Mon ado est HPI, THPI ou atypique : est-ce plus compliqué de l'aider à s'orienter ?
Voici quelques éléments déterminants pour les aider au mieux dans leur réflexion.
J'ai souvent eu cette question. En soi, le principe est le même : faire un choix.
Il ne faut pas croire que l'orientation d'un HPI est plus compliquée parce qu'ils ont des intérêts vastes, changeants, et une capacité à s’ennuyer rapidement.
D'expérience, il leur faut un accompagnant capable de dépasser la simple compréhension d'un fonctionnement et le vivre également, car se comprendre très rapidement dans l'échange à tendance à les mettre en confiance. Car ils sont constamment en train d'évaluer l'autre, sa pensée, sa pertinence, les liens qu'il fait, tout est scruté. Il va vite cerner si vous n'êtes pas à la hauteur.
C'est un aspect de l'accompagnement des HPI que j'aborderais une autre fois.
En réalité, l’orientation reste un processus de choix comme pour tout ado. La différence réside surtout dans la posture à adopter.
Cette posture, c'est la pertinence. L'accompagnant qui ne percute pas vite, n'est pas dans la pertinence et la "vérité" de la relation, ne pourra pas créer la confiance.
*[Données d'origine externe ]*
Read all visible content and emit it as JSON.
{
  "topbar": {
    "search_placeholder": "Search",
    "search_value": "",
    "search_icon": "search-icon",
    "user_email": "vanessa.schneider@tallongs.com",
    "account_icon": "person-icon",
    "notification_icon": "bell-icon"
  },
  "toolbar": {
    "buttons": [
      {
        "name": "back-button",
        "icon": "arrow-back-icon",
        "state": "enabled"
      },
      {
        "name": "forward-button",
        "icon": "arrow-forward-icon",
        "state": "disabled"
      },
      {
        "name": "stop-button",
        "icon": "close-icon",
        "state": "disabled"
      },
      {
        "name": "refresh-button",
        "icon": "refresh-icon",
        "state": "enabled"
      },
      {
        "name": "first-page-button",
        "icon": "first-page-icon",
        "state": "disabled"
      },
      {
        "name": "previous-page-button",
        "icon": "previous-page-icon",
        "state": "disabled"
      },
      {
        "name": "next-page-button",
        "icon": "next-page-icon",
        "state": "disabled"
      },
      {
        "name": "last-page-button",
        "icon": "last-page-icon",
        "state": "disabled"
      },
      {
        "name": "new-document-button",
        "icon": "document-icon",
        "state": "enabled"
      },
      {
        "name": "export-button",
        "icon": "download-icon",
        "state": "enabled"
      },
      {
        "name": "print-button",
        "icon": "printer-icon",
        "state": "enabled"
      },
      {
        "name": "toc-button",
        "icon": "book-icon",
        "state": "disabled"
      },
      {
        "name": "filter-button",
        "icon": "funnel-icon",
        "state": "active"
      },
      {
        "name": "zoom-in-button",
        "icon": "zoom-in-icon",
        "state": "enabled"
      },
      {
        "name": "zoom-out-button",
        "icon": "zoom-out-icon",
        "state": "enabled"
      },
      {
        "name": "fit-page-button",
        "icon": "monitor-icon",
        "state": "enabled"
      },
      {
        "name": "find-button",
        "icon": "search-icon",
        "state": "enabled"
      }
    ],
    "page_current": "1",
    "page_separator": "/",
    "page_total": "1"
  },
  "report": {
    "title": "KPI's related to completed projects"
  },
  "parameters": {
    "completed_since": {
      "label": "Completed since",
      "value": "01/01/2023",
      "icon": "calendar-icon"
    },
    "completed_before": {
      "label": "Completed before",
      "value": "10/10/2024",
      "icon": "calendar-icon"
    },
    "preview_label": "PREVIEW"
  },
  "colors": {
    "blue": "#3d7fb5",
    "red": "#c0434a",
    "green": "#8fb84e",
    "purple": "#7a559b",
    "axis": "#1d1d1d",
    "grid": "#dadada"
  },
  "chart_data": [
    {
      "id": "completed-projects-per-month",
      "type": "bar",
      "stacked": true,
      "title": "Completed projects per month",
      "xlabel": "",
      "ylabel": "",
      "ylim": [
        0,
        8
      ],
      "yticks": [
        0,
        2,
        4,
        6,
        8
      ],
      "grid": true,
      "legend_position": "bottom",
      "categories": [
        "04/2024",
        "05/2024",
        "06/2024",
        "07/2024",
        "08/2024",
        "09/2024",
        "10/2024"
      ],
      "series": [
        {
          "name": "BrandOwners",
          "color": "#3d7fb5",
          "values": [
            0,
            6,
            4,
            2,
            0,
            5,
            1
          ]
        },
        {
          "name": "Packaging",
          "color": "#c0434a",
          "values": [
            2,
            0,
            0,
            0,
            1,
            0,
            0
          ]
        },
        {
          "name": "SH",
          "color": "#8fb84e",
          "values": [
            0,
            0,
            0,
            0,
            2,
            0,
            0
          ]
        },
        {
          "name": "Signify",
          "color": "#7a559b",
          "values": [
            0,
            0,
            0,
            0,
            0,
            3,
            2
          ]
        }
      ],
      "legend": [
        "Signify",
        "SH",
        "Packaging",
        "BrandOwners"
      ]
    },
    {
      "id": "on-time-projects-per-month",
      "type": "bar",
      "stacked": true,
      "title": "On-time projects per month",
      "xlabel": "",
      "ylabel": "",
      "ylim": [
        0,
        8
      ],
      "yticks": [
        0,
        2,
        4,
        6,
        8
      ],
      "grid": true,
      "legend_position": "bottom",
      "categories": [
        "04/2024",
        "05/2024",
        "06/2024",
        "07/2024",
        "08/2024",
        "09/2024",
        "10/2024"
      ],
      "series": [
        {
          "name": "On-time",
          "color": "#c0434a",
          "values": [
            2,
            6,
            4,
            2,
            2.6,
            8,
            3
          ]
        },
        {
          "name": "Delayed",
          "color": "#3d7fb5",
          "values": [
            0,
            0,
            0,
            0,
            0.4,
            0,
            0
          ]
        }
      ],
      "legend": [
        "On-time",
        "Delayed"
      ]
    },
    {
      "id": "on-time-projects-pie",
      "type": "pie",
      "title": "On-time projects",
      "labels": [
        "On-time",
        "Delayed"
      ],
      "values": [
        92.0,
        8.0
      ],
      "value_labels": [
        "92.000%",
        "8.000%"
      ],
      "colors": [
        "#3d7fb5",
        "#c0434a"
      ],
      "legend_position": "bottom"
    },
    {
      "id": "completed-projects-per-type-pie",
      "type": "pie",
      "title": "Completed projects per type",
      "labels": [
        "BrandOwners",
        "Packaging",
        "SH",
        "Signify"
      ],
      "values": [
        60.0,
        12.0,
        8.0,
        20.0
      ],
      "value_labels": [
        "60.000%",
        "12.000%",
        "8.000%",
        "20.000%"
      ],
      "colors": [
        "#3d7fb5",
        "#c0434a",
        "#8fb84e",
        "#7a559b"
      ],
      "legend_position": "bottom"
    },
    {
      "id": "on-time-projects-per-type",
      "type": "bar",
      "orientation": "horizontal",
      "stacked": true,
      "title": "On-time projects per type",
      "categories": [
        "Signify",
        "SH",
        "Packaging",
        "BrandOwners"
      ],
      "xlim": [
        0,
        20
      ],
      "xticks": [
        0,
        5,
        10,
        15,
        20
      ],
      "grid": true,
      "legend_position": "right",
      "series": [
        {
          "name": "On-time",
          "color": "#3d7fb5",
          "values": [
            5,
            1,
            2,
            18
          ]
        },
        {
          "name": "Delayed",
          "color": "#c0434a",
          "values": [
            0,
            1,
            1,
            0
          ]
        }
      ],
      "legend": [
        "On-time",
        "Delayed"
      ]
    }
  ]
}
L'ado HPI juge son interlocuteur sur beaucoup de plans pour répondre à une question : est-ce qu'il mérite que je l'écoute ?
Et la seule différence concrète et majeure dans le processus : il y aura certainement plus d'éléments à prendre en compte.
Pistes d'exploration...
Les HPI peuvent avoir une perception rapide des possibles, et cela peut donner l’impression, ou leur faire considérer, qu’ils ont “fait le tour” d’un sujet, sans l’avoir réellement exploré en profondeur.
Ils peuvent se désintéresser rapidement si la tâche leur semble trop facile ou trop répétitive, ce qui donne une fausse impression de désengagement.
Il est important d'encadrer le : "jai fait le tour, j'ai compris" qui parfois est un peu rapide. Mais sans pertinence, sans réflexion approfondie, cela peut être compliqué.
Ce n'est d'ailleurs pas spécifique aux HPI.
Mais la différence, c'est que le HPI pourrait être beaucoup plus sûr de lui quant à la profondeur de sa réflexion ou recherches et même si elle est restée superficielle.
Il faut l’amener à explorer davantage.
Toute l'affaire est de lui ouvrir d'autres angles, et de laisser faire.
En soi, c'est plus simple.
La nécessité est d'encadrer leur tendance à tirer des conclusions trop rapides.
Les HPI ont souvent une pensée intuitive qui leur permet de trouver des solutions rapidement, sans forcément visualiser le schéma de pensée ou tous les liens de la toile, et cela les pousse à écarter trop vite des options qu'ils n'ont pas assez creusées, surtout lorsqu'ils sont ados.
Exemple de questions :
“Quelles sont les compétences dont tu n’as pas encore tenu compte ?”
“As-tu exploré les variantes de ce métier ?”
“Qu’est-ce que tu n’as pas encore compris dans ce domaine ?”
C'est des ados qu'il y a moins besoin de "prendre par la main" quand il s'agit d'approfondir.
Si tant est qu'ils soient investis par le problème.
L'investissement sur cette question d'orientation sera certainement un des premiers enjeux, mais rien de spécifique non plus.